The archive includes instruments, costumes, handwritten lyrics, awards, album art, set designs and more, as well as footage and photography documenting Bowie’s life. Other items provide a peek into his mind: personal writings, “thought processes,” “unrealized projects” and small cut-up scraps of paper the artist used to write songs, remnants from a creative process he learned from the writer William Burroughs.
“The archive is fascinating, it follows David Bowie’s career—and his life was art,” says Kate Bailey, a curator at the V&A who worked on the “David Bowie Is” exhibition, to Reuters’ Marie-Louise Gumuchian. “It has insights into the creative process behind so many of his music videos, his songs, his stage shows, his theater shows.”
Superfans will be able to view handwritten lyrics for some of Bowie’s most iconic songs, including “Fame,” “Heroes” and “Ashes to Ashes.” They will also find the costumes of Bowie’s alter ego—Ziggy Stardust—that were designed by Freddie Burretti, the Union Jack coat designed by Bowie and Alexander McQueen for the star’s 1997 Earthling album cover, as well as the Stylophone he played on “Space Oddity,” his breakout 1969 single.

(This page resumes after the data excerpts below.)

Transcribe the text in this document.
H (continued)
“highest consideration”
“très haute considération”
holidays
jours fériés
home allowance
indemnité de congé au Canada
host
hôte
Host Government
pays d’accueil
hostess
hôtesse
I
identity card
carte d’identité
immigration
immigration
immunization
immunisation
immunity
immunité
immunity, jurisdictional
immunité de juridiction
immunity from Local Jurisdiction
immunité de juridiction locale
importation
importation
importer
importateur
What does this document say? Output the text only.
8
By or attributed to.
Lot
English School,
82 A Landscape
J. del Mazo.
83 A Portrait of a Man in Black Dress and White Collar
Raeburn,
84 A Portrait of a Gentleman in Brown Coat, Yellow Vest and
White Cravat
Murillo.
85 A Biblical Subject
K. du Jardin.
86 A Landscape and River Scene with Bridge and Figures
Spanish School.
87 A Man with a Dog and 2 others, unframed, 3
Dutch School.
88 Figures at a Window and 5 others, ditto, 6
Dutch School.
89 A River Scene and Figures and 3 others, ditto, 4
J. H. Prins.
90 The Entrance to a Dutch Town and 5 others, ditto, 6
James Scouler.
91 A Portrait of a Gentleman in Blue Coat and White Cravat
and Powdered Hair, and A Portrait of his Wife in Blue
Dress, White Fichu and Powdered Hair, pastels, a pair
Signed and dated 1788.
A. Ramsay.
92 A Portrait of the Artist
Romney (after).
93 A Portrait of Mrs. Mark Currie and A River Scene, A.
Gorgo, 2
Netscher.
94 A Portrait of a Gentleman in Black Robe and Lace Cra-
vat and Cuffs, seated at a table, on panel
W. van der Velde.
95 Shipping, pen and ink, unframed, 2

Born in 1947, Bowie’s career—and his identity—was defined by constant shifts. He “reinvented himself restlessly,” writes the Associated Press’ Jill Lawless, “creating and shedding personas as he moved through musical styles from folk-rock to glam to soul to electronica.”
Bowie’s influence is sprawling. Working across “music, theater, film, fashion and style,” the famous musician “continue[s] to influence design and visual culture and inspire creatives from Janelle Monáe to Lady Gaga to Tilda Swinton and Raf Simons,” adds Hunt.
“These objects, these documents, had importance to him,” Bailey tells BBC News’ Mark Savage. “And you get the sense that, because he was always moving on creatively, it was helpful to park and collect and store [everything] in order to move on to the next character or project.”